# 125G Tank



## Ghost Knife (Mar 12, 2008)

Just got a new leather sectional and wanted to share.


----------



## Ghost Knife (Mar 12, 2008)

Does it look that bad folks?


----------



## NatBarry (Feb 19, 2008)

Nice new sectional aha, fish tank looks cool too  How come your breaking down the 55g?


----------



## Ghost Knife (Mar 12, 2008)

nathanbarry said:


> Nice new sectional aha, fish tank looks cool too  How come your breaking down the 55g?


Too much to clean since they are massive now and poop so much. I was thinking about getting store credit and using it down the road for Cichlids in my 125.


----------



## NatBarry (Feb 19, 2008)

Hmm that sounds cool, i've never been a fan of goldfish. Isn't your 125g overstocked though?


----------



## Ghost Knife (Mar 12, 2008)

nathanbarry said:


> Hmm that sounds cool, i've never been a fan of goldfish. Isn't your 125g overstocked though?


I'm thinking about taking out the Rainbows and Tiger Barbs.


----------



## NatBarry (Feb 19, 2008)

Ahh cool, rainbows are awesome fish. Why dont u half the numbers of your silver dollars?


----------



## Ghost Knife (Mar 12, 2008)

nathanbarry said:


> Ahh cool, rainbows are awesome fish. Why dont u half the numbers of your silver dollars?


Because the Silver Dollars are my favorite schooling fish.


----------



## NatBarry (Feb 19, 2008)

Thats cool, dont know what to suggest as its your tank after all. Hope it goes well.


----------



## pinetree (Nov 29, 2009)

I like the sofa, looks comfortable. Tank is nice, too.


----------



## Ghost Knife (Mar 12, 2008)

pinetree said:


> I like the sofa, looks comfortable. Tank is nice, too.


Thanks pine.


----------



## Dragonbeards (Dec 14, 2008)

I want that couch (nice Wii)! Oh yeah, and the fish tank is cool too.


----------



## Ghost Knife (Mar 12, 2008)

Dragonbeards said:


> I want that couch (nice Wii)!

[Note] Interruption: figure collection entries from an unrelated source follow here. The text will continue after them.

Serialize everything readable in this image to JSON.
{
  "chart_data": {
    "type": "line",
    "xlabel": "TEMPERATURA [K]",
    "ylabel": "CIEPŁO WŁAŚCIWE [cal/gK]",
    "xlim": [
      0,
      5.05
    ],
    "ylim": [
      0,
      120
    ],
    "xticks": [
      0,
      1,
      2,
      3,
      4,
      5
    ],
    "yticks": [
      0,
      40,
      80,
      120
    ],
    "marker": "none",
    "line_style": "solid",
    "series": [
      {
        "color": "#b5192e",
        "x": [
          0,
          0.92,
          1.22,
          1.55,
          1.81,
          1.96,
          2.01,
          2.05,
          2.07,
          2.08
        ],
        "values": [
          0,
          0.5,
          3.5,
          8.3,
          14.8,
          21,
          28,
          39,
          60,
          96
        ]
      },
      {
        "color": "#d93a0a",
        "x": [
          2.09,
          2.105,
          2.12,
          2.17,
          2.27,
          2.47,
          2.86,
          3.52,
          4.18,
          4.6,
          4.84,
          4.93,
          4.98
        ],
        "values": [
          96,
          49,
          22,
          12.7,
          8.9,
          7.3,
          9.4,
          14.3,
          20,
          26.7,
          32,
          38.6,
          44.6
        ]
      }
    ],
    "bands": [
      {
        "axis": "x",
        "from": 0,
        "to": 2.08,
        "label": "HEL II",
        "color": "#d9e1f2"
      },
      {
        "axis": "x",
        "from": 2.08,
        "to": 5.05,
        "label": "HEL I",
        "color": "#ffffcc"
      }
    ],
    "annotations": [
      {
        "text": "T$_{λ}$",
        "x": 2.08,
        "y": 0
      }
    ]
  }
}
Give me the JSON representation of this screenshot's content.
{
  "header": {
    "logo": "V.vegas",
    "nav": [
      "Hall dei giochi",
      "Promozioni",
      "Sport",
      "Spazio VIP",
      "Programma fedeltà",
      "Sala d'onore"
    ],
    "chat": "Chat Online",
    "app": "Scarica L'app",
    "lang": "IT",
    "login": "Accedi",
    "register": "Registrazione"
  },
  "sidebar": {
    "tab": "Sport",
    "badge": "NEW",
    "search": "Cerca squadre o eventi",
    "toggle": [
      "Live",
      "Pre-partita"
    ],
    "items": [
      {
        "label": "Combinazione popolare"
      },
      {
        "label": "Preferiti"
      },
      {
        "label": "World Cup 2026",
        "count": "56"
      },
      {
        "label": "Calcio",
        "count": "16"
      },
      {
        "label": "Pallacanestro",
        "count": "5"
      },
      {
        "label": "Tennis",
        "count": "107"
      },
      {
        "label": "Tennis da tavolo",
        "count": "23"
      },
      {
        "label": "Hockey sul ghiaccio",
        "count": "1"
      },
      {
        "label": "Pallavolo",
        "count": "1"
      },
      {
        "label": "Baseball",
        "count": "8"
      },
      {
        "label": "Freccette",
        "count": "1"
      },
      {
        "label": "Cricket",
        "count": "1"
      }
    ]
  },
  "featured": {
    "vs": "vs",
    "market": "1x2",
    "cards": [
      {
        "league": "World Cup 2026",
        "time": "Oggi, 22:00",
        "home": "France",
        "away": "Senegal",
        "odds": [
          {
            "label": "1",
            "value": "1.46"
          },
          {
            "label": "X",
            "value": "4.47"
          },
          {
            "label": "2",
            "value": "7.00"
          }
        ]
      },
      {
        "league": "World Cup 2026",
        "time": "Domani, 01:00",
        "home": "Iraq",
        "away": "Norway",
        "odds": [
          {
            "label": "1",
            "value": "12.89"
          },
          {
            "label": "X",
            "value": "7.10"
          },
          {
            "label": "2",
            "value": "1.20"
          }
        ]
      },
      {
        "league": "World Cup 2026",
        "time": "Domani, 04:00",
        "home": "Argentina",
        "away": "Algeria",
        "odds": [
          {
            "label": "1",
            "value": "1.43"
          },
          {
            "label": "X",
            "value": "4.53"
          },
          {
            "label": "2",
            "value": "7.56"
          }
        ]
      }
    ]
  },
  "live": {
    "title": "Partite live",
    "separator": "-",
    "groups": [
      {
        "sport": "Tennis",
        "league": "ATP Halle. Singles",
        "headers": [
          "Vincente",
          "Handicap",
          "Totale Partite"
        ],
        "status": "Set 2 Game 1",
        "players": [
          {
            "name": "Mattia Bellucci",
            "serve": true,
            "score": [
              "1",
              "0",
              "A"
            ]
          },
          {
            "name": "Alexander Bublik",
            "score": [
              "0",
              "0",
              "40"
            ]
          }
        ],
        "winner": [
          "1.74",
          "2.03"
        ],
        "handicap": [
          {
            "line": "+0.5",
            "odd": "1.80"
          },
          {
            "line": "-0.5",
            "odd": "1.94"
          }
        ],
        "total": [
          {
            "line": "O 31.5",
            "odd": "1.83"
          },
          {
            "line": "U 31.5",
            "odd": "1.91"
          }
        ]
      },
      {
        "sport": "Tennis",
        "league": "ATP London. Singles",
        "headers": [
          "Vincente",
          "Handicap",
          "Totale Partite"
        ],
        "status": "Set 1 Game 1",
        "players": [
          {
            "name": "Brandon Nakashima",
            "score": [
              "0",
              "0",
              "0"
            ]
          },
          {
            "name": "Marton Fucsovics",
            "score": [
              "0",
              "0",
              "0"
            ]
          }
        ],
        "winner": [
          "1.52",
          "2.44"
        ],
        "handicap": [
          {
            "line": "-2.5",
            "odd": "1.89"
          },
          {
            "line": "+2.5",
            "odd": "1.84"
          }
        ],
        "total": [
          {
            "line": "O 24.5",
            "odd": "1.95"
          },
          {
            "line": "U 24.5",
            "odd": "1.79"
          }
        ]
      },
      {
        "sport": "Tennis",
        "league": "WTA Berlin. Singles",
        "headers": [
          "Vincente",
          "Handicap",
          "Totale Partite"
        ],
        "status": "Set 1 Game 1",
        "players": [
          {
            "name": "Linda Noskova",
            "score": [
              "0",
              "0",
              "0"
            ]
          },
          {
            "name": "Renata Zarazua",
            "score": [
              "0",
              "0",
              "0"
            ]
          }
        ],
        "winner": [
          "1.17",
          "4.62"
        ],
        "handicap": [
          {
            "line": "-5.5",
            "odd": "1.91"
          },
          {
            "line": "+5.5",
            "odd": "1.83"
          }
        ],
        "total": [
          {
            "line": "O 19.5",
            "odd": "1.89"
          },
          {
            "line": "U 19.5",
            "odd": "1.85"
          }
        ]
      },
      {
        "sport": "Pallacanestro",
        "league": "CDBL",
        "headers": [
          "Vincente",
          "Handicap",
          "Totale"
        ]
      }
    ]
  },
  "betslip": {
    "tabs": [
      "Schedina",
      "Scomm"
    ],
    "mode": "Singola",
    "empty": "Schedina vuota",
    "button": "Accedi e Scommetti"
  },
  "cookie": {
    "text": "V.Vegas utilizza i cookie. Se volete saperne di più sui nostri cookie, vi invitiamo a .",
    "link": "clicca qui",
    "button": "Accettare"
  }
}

Oh yeah, and the fish tank is cool too.


Thanks a lot Dragon.


----------



## Blue Cray (Oct 19, 2007)

Ghost Knife said:


> Because the Silver Dollars are my favorite schooling fish.


Yeah really, anyone who would want less silver dollars has obviously never owned them.


----------



## Ghost Knife (Mar 12, 2008)

Blue Cray said:


> Yeah really, anyone who would want less silver dollars has obviously never owned them.


They school better than most saltwater schooling fish in my opinion. Plus when the sun comes in through my windows in the afternoon they look like real silver.


----------



## Blue Cray (Oct 19, 2007)

In the sunlight mine shimmer gold and green its wicked. I'm picking up another fish that does the same under normal light and he's 21" I'll post a pic of him tomorrow maybe.


----------



## Ghost Knife (Mar 12, 2008)

Blue Cray said:


> In the sunlight mine shimmer gold and green its wicked. I'm picking up another fish that does the same under normal light and he's 21" I'll post a pic of him tomorrow maybe.


What kind of fish is it?


----------



## jexeneryan (Mar 29, 2010)

nice living area. =] i bet it's cozy to sit on the couch and watch the fish =]


----------



## Ghost Knife (Mar 12, 2008)

jexeneryan said:


> nice living area. =] i bet it's cozy to sit on the couch and watch the fish =]


Thanks. It is something I do quite often.


----------